In the early days of 2017, the opioid epidemic in the United States does not appear to be slowing, according to The Washington Post. In several cities and states—–such as Ohio, Maryland, and New England––overdosing fatalities have reached new peaks, recently released data reveals. According to medical examiners and health and law enforcement authorities, the number one driver of the increased fatalities is fentanyl, a synthetic opioid with a potency 50 times stronger than heroin.

A 6-month pilot study conducted at Johns Hopkins University is examining the impact of intermittent fasting on the microbiomes of individuals with multiple sclerosis (MS). According to NPR, the study participants were only allowed to eat during an 8-hour period per day, while the remaining 16 hours the patients were limited to water, coffee, and tea, with no added sugar, cream, honey or sweetener. During the study, the investigators will examine gut bacteria in the participants, before, during, and after the 6-month fasting period. Furthermore, 2 random mornings a week, the investigators will send test messages to the participants, asking them to photograph all of their food intake that day. The investigators aim to shed light on the relationships between fasting and the microbiome, and inflammation and MS in humans, NPR reported.
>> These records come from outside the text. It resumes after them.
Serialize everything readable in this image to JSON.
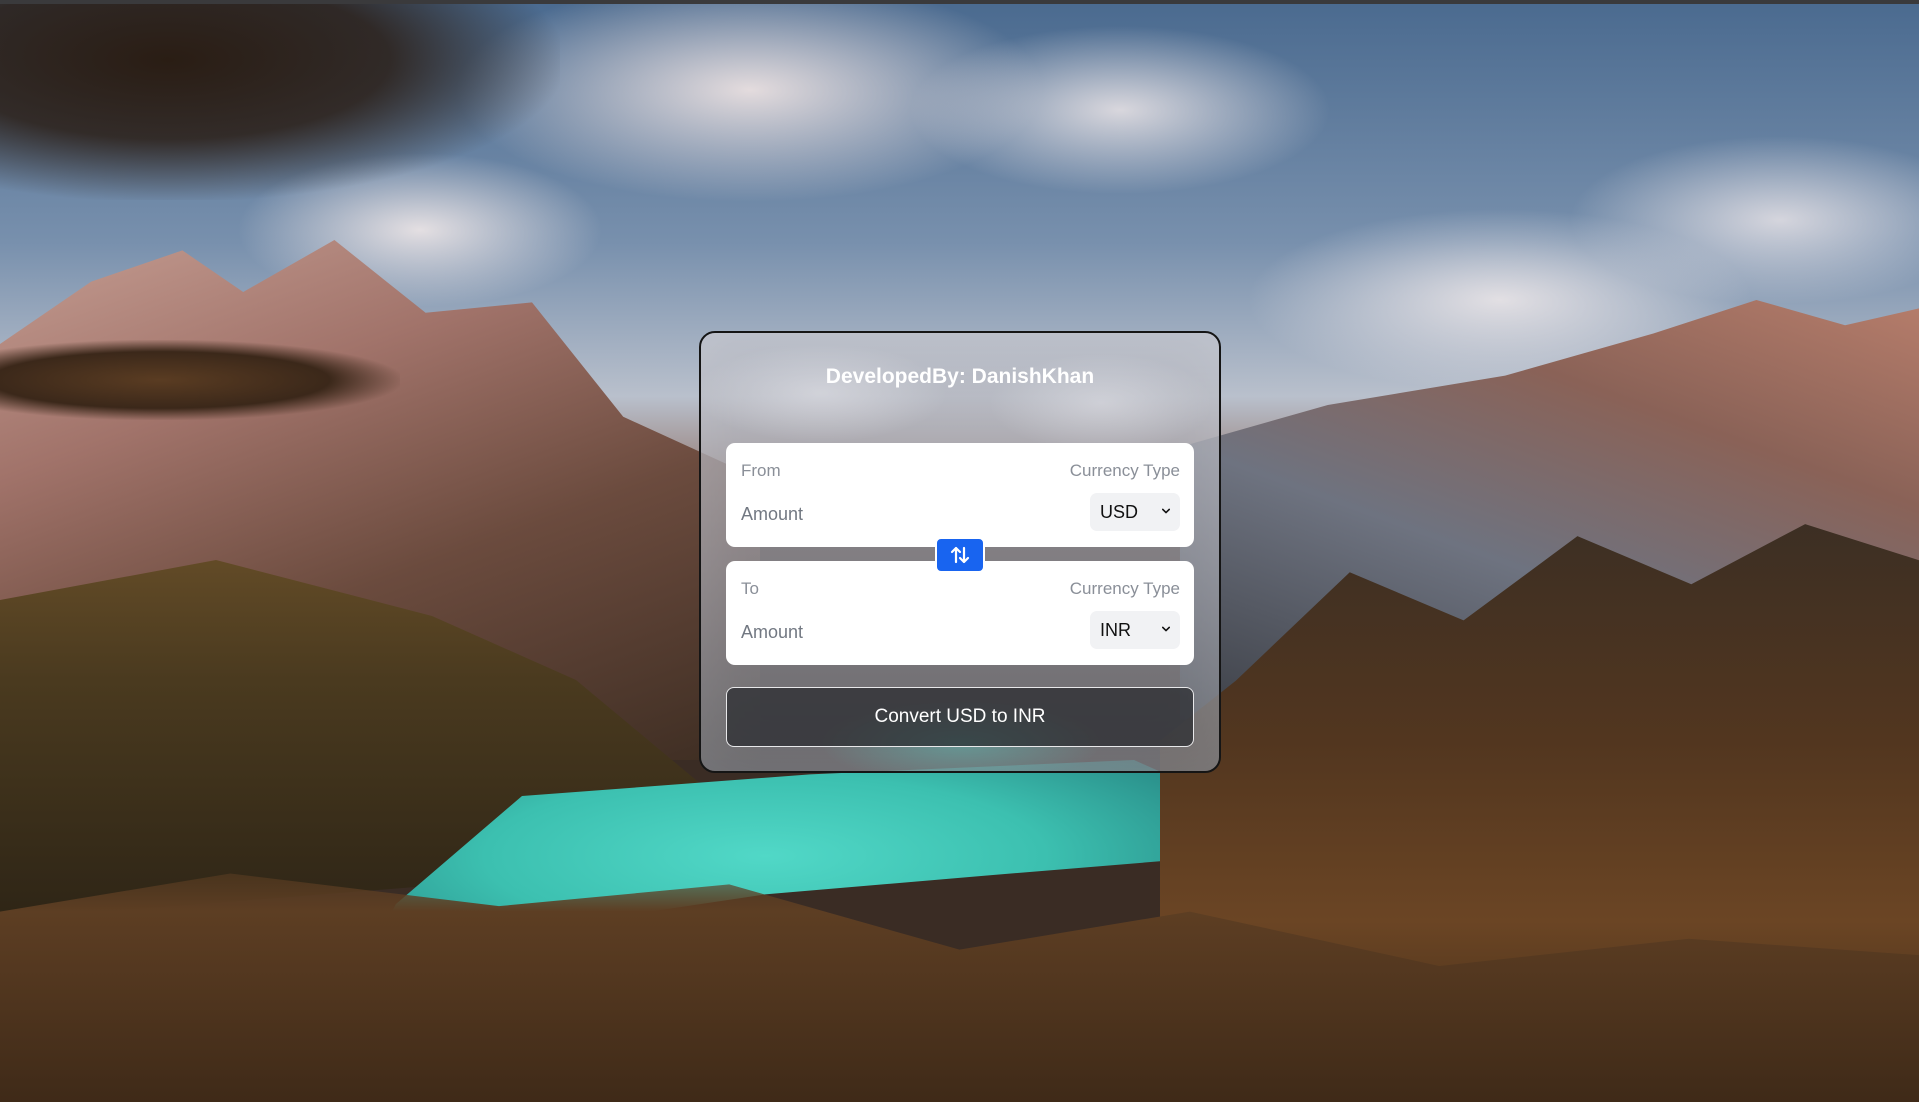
{
  "card": {
    "title": "DevelopedBy: DanishKhan"
  },
  "from": {
    "label": "From",
    "currency_label": "Currency Type",
    "amount_placeholder": "Amount",
    "currency": "USD"
  },
  "to": {
    "label": "To",
    "currency_label": "Currency Type",
    "amount_placeholder": "Amount",
    "currency": "INR"
  },
  "swap": {
    "icon": "swap-arrows-icon",
    "color": "#1864f0"
  },
  "convert": {
    "label": "Convert USD to INR"
  },
  "icons": {
    "select_chevron": "chevron-down-icon"
  }
}
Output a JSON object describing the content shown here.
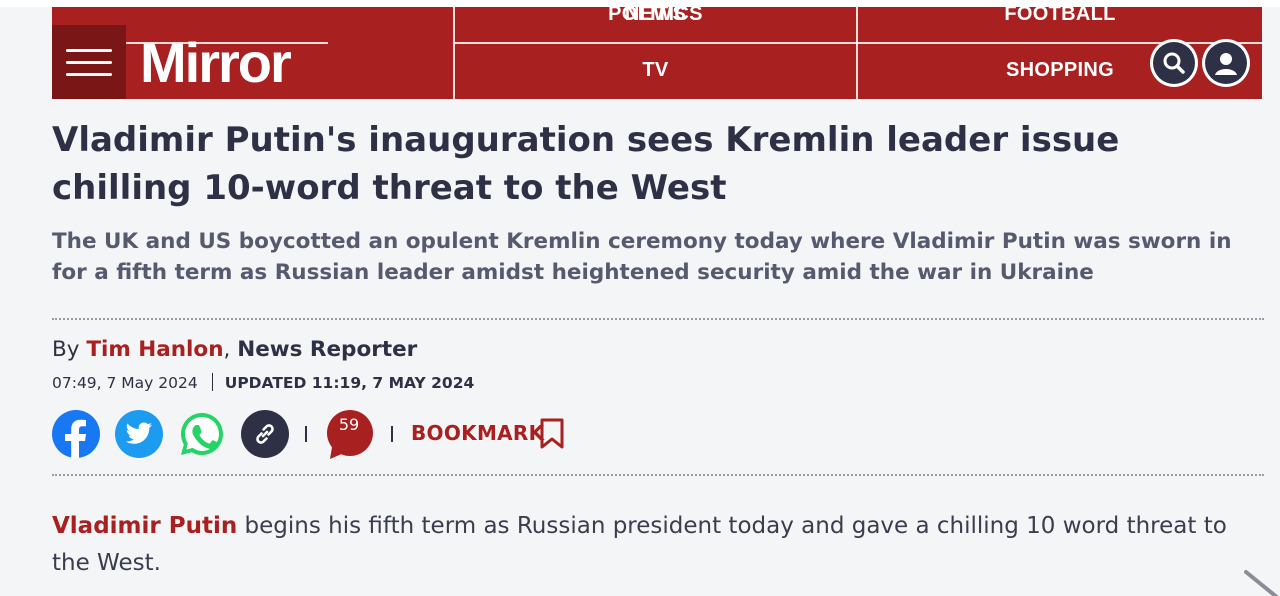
{
  "header": {
    "logo": "Mirror",
    "nav": {
      "news": "NEWS",
      "politics": "POLITICS",
      "football": "FOOTBALL",
      "tv": "TV",
      "shopping": "SHOPPING"
    },
    "colors": {
      "brand": "#a8201f",
      "menu_bg": "#7a1615",
      "icon_dark": "#2e3145"
    },
    "icons": {
      "menu": "hamburger-icon",
      "search": "search-icon",
      "account": "user-icon"
    }
  },
  "article": {
    "headline": "Vladimir Putin's inauguration sees Kremlin leader issue chilling 10-word threat to the West",
    "standfirst": "The UK and US boycotted an opulent Kremlin ceremony today where Vladimir Putin was sworn in for a fifth term as Russian leader amidst heightened security amid the war in Ukraine",
    "byline": {
      "by": "By",
      "author": "Tim Hanlon",
      "role": "News Reporter"
    },
    "published": "07:49, 7 May 2024",
    "updated": "UPDATED 11:19, 7 MAY 2024",
    "share": {
      "icons": [
        "facebook-icon",
        "twitter-icon",
        "whatsapp-icon",
        "link-icon"
      ],
      "comment_count": "59",
      "bookmark_label": "BOOKMARK"
    },
    "body": {
      "lead_link": "Vladimir Putin",
      "text": " begins his fifth term as Russian president today and gave a chilling 10 word threat to the West."
    }
  },
  "colors": {
    "background": "#f4f5f7",
    "text": "#2e3145",
    "facebook": "#1877f2",
    "twitter": "#1d9bf0",
    "whatsapp": "#25d366",
    "comments": "#a8201f"
  }
}
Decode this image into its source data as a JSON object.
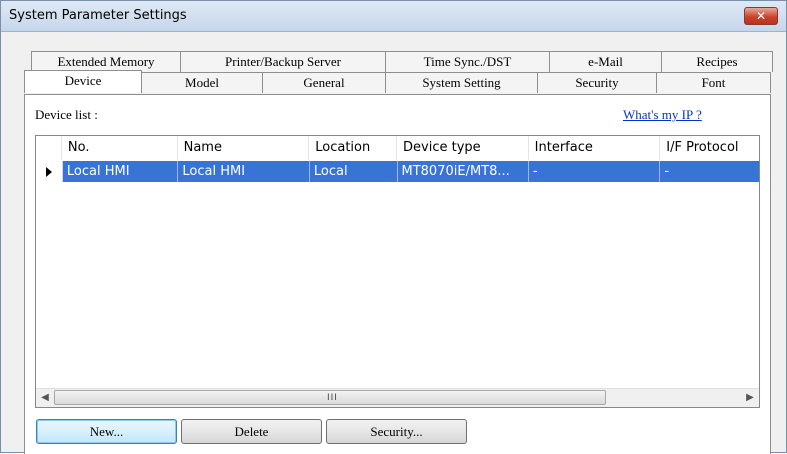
{
  "window": {
    "title": "System Parameter Settings",
    "close_glyph": "✕"
  },
  "tabs_row1": [
    "Extended Memory",
    "Printer/Backup Server",
    "Time Sync./DST",
    "e-Mail",
    "Recipes"
  ],
  "tabs_row2": [
    "Device",
    "Model",
    "General",
    "System Setting",
    "Security",
    "Font"
  ],
  "active_tab": "Device",
  "device_panel": {
    "label": "Device list :",
    "link": "What's my IP ?",
    "columns": [
      "No.",
      "Name",
      "Location",
      "Device type",
      "Interface",
      "I/F Protocol"
    ],
    "rows": [
      {
        "no": "Local HMI",
        "name": "Local HMI",
        "location": "Local",
        "device_type": "MT8070iE/MT8...",
        "interface": "-",
        "protocol": "-"
      }
    ],
    "selected_row": 0
  },
  "scrollbar": {
    "left_glyph": "◀",
    "right_glyph": "▶",
    "grip": "III"
  },
  "buttons": {
    "new": "New...",
    "delete": "Delete",
    "security": "Security..."
  },
  "colors": {
    "selection": "#3874d6",
    "link": "#0033cc"
  }
}
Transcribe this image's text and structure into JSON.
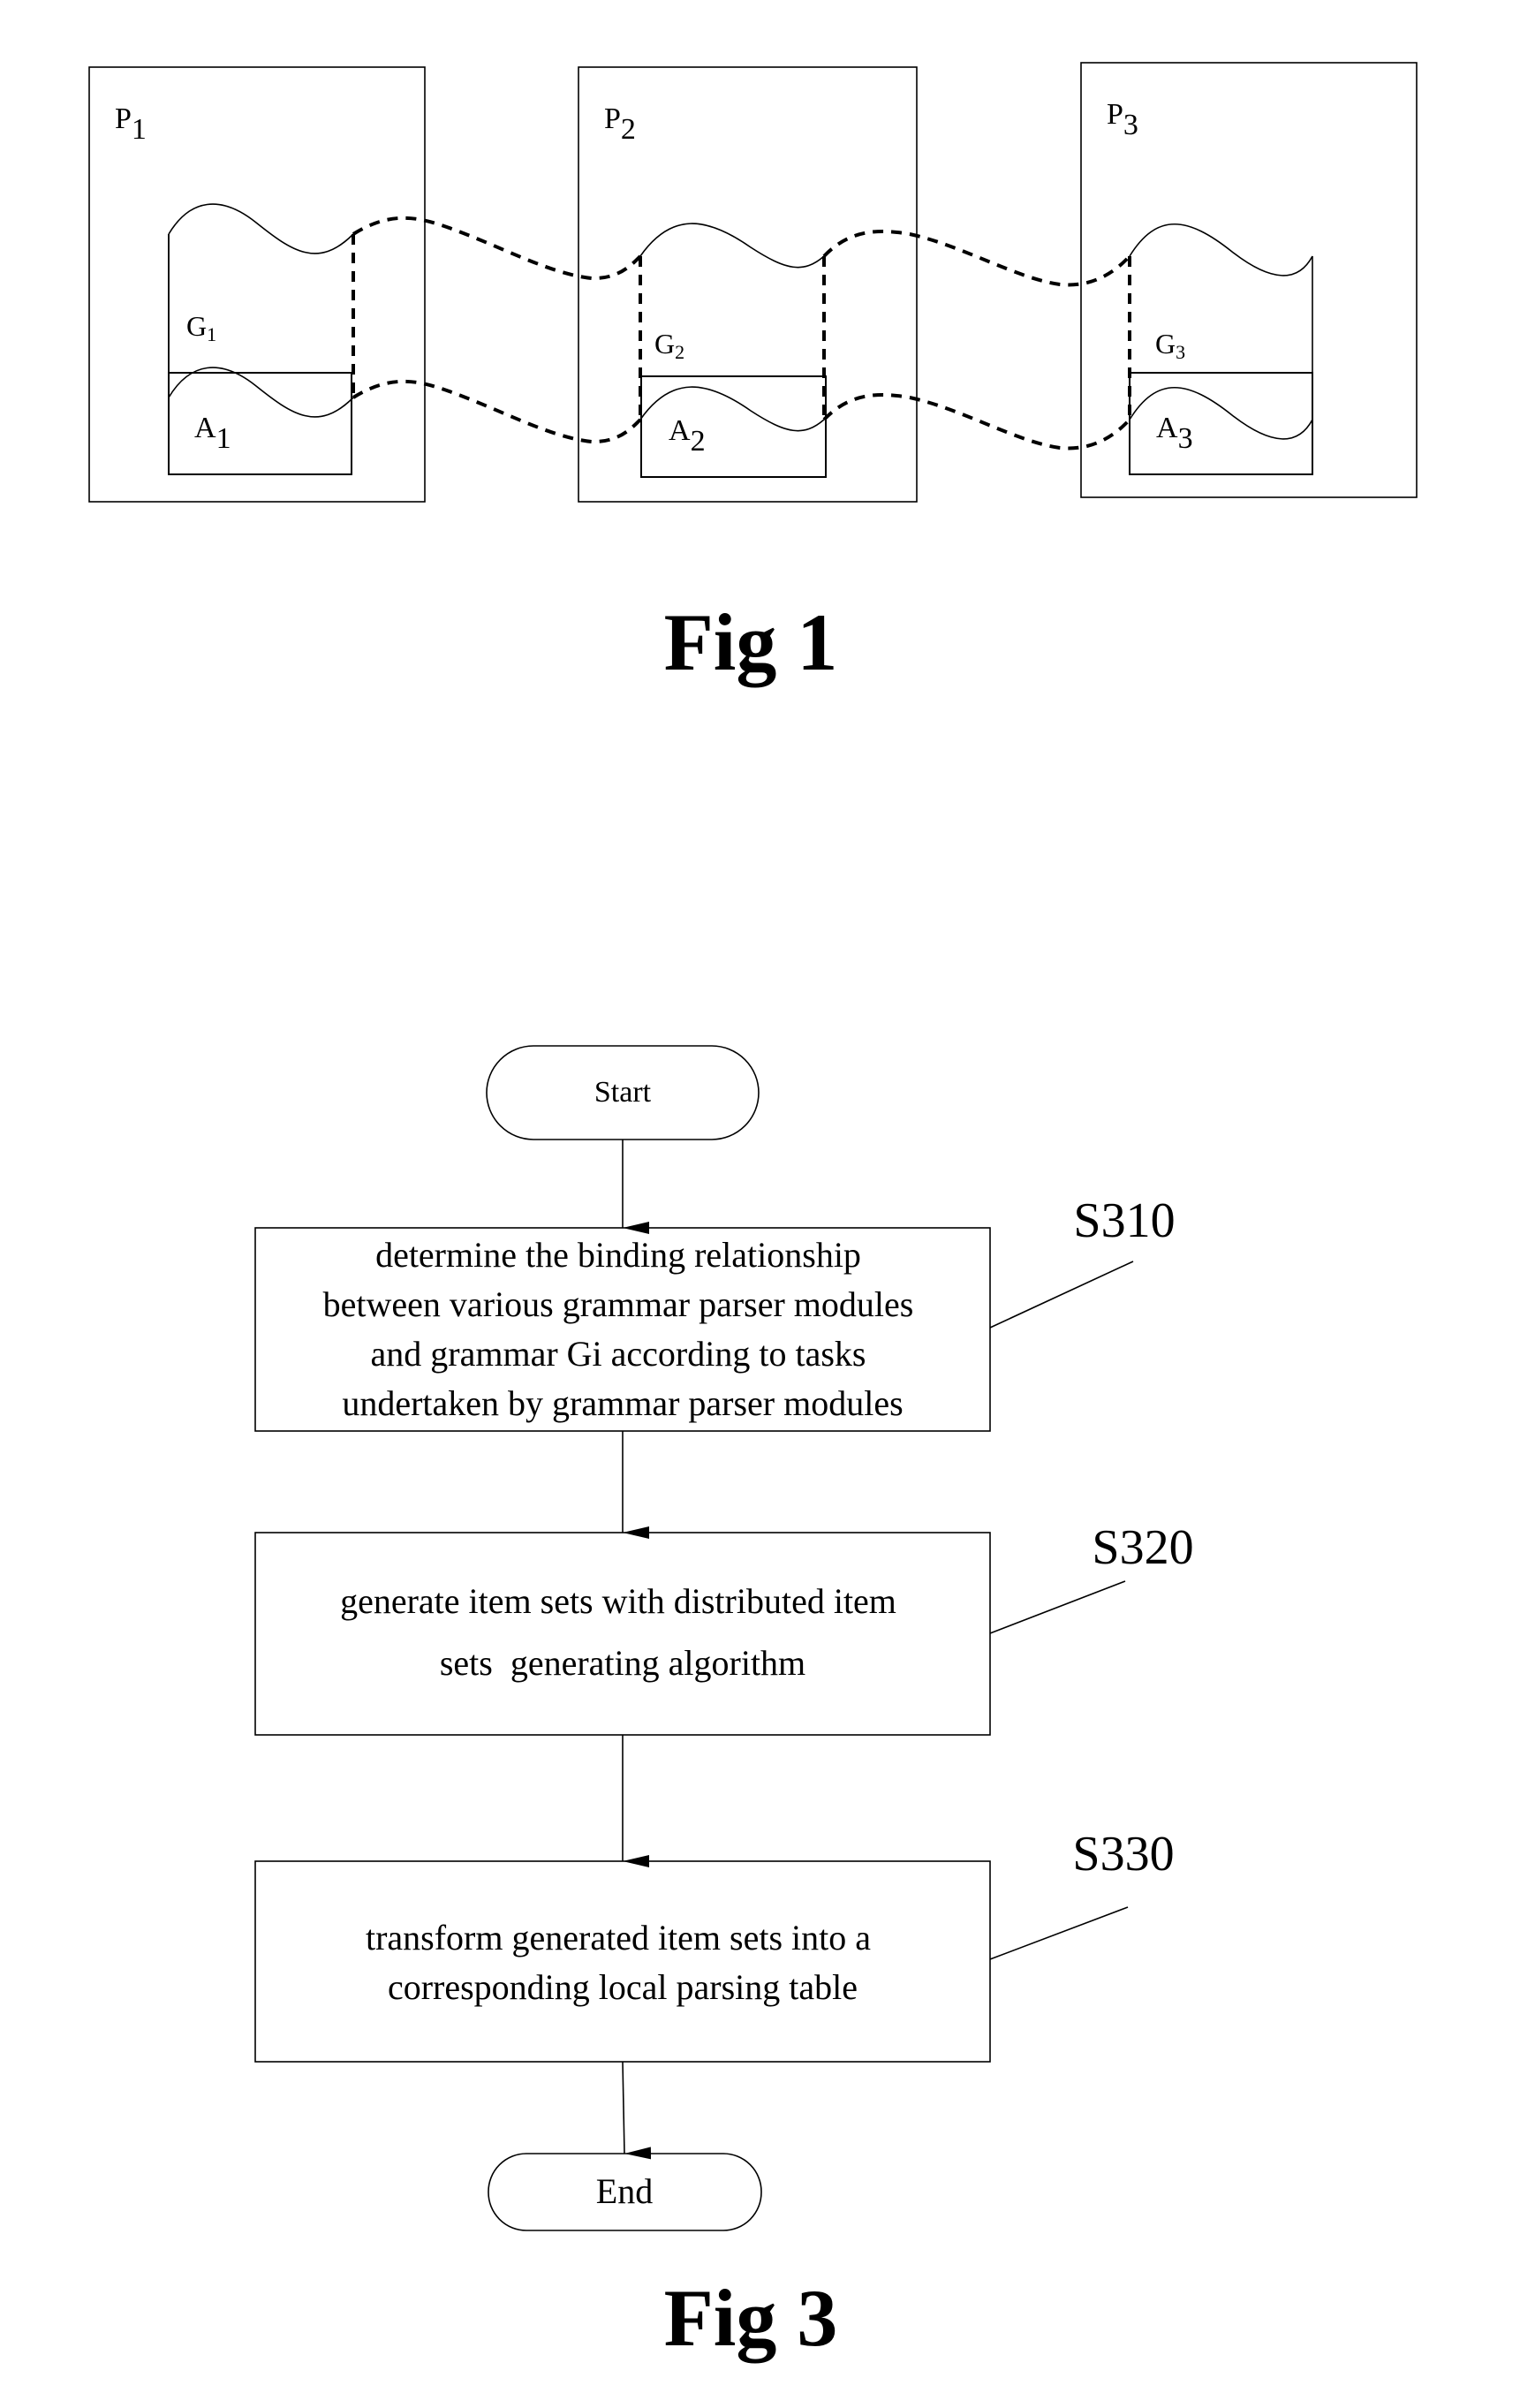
{
  "fig1": {
    "caption": "Fig 1",
    "processors": [
      {
        "label": "P",
        "sub": "1",
        "grammar": "G",
        "grammar_sub": "1",
        "agent": "A",
        "agent_sub": "1"
      },
      {
        "label": "P",
        "sub": "2",
        "grammar": "G",
        "grammar_sub": "2",
        "agent": "A",
        "agent_sub": "2"
      },
      {
        "label": "P",
        "sub": "3",
        "grammar": "G",
        "grammar_sub": "3",
        "agent": "A",
        "agent_sub": "3"
      }
    ]
  },
  "fig3": {
    "caption": "Fig 3",
    "start": "Start",
    "end": "End",
    "steps": [
      {
        "id": "S310",
        "lines": [
          "determine the binding relationship",
          "between various grammar parser modules",
          "and grammar Gi according to tasks",
          "undertaken by grammar parser modules"
        ]
      },
      {
        "id": "S320",
        "lines": [
          "generate item sets with distributed item",
          "sets  generating algorithm"
        ]
      },
      {
        "id": "S330",
        "lines": [
          "transform generated item sets into a",
          "corresponding local parsing table"
        ]
      }
    ]
  }
}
In a recent CDC report, only 2 of 5 Americans have received the flu shot thus far this season. According to The Washington Post, public health officials believe that creating a flu shot that is only needed once in a lifetime, or even once or twice in a decade, could be a game-changer. “If we had an effective universal vaccine, it would take a huge dent out of health care costs [and] disruption of work, school attendance, and social activities,” William Schaffner, professor of medicine at Vanderbilt University and medical director of the National Foundation for Infectious disease, told the Post. “It could change the entire way we prevent influenza.” The Post noted that several scientists have reported progress toward a universal or long-lasting vaccine. Either way, the new approach would be a huge advancement over current health practices, the report concluded.